1957 Home Ec Club, printed in 1957. Winona Yearbook.

The Hillsdale Col­legian pub­lished its most incon­se­quential front-page headline on Feb. 28, 1951: “Home Ec Hears Dec­o­ration Talk.”

How did this become a front page-worthy news story, you may ask?

Unfor­tu­nately, I do not have an answer for you, but I will try to expand more on Hillsdale’s history with home eco­nomics.

The Feb. 28 article reads, “Mrs. Abraham of Hudson, Michigan … spoke on the basic prin­ciples of dec­o­rating a new home. She worked out color and material com­bi­na­tions for dec­o­rating various rooms in the home.”

Finally Hillsdale College was offering a class explicitly designed for its ring-by-spring seekers.

The article con­tinues, “Mrs. Abraham stated that the main ideas to con­sider in dec­o­rating a room are to make it com­fortable and restful. She also informed the girls that it was now acceptable to mix antiques with modern fur­niture.”

Well thank God for that. Now I can finally place my antique vase next to my lava lamp.

The article states that the lecture con­cluded with a question and answer session. I cannot imagine what kind of thought-pro­voking ques­tions were asked.

But a dec­o­ration talk was not all that was offered to the home econ­o­mists. On March 20, 1952, The Col­legian pub­lished, “Home Ec Group Sees Style Show.”

Dec­o­rating and fashion: the only things a girl needs appar­ently.

The article states, “The Home Eco­nomics Club spon­sored a group of our stu­dents and faculty members last week, when they drove to the Uni­versity of Toledo for a preview of fashions for this coming spring and summer.”

Do any pro­fessors think that it would be a good use of their aca­demic time to accompany this trip? In ret­ro­spect, the pro­fessors of Home Eco­nomics probably thought it was a good idea.

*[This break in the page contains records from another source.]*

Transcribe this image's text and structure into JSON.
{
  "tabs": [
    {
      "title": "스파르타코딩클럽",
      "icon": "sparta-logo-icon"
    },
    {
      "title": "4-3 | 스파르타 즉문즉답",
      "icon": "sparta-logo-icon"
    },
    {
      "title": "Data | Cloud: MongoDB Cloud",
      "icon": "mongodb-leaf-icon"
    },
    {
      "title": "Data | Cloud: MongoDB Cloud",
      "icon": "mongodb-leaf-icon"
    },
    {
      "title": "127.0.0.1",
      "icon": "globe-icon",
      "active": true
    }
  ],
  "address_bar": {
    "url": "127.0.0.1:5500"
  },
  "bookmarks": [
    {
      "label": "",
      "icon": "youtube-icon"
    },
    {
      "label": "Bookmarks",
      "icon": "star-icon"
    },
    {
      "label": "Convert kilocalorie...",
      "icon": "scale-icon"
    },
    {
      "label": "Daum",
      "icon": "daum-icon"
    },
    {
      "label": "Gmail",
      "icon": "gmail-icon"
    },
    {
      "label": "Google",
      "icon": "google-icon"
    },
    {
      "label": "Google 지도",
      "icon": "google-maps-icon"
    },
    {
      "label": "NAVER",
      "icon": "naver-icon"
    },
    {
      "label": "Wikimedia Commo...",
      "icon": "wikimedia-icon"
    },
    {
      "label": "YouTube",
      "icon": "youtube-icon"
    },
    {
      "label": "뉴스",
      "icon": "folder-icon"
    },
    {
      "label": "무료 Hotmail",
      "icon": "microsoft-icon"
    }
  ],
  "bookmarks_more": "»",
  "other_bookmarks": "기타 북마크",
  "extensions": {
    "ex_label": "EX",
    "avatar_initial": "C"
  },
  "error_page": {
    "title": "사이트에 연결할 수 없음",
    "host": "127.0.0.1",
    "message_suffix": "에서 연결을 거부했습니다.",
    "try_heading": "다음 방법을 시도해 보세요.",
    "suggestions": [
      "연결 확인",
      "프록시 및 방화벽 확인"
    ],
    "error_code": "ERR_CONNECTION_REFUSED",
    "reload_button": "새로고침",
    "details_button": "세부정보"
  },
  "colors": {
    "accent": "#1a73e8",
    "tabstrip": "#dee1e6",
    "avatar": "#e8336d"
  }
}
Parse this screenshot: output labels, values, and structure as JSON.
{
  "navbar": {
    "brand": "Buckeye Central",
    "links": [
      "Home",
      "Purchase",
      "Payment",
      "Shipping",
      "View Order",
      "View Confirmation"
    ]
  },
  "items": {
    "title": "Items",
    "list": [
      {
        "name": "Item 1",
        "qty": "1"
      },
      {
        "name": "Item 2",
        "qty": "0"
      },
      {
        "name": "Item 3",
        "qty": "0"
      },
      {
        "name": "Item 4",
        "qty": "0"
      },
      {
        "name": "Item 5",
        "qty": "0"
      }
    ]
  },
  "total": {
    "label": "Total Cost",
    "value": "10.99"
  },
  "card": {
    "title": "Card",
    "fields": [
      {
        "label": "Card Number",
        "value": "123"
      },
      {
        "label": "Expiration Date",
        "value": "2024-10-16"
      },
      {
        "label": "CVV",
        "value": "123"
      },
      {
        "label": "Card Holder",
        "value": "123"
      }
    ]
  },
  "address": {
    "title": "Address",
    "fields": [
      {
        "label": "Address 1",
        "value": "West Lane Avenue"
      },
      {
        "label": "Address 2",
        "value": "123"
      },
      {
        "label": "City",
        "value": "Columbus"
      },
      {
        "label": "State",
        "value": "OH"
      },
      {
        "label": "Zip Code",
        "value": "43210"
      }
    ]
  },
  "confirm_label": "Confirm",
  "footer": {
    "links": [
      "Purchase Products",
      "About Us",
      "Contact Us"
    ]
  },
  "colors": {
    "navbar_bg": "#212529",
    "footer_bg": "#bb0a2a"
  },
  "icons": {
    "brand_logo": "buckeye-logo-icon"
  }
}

This fashion show did not display just any clothes however. The Col­legian wrote, “Entitled ‘Spring Fashion Salad Bowl’ the clothes were modeled in new shades such as blue­berry, coconut, cucumber, avocado and black olive. The styles ranged from shorts and pedal pushers to formals and short jackets.”

Fruits and veg­etables may be kosher, but they are cer­tainly not couture.

Once again, I have to assume that this article took a little cre­ative liberty when choosing sources because when talking about the expe­rience of the show the author quotes Miss Olive Berry.

It cannot be pos­sible that the first and last name of the only source for a salad-themed fashion line are both salad ingre­dients. I refuse to fall for The Collegian’s traps this time.

Finally, the Home Ec department also offered lec­tures on silver. An article pub­lished on April 24, 1952 reported, “A rep­re­sen­tative of Wood and Sey­bolds Jewelry store enter­tained the girls of the Home Eco­nomics Club at Ambler house.”

The article con­tinued, “He dis­played many dif­ferent types of beau­tiful sil­verware of his­torical interest… The girls were very pleased that such an evening had been planned, as they are sure that they gained valuable pointers in the history and the pur­chasing of sil­verware.”

I don’t want to point out the obvious, but what college student is able to afford fine sil­verware? The plastic forks and knives at McDonalds are a financial stretch for me, let alone genuine sil­verware.

Most likely due to these expansive oppor­tu­nities, the Home Eco­nomics major was sur­pris­ingly popular. According to the May 6, 1941 issue of the Col­legian, almost 11% of the grad­u­ating senior class were Home Ec majors.

I don’t know what this says about the past of our college, but I am cer­tainly happy that I never had to take a class that required me to both make salad and dress like one in order to pass.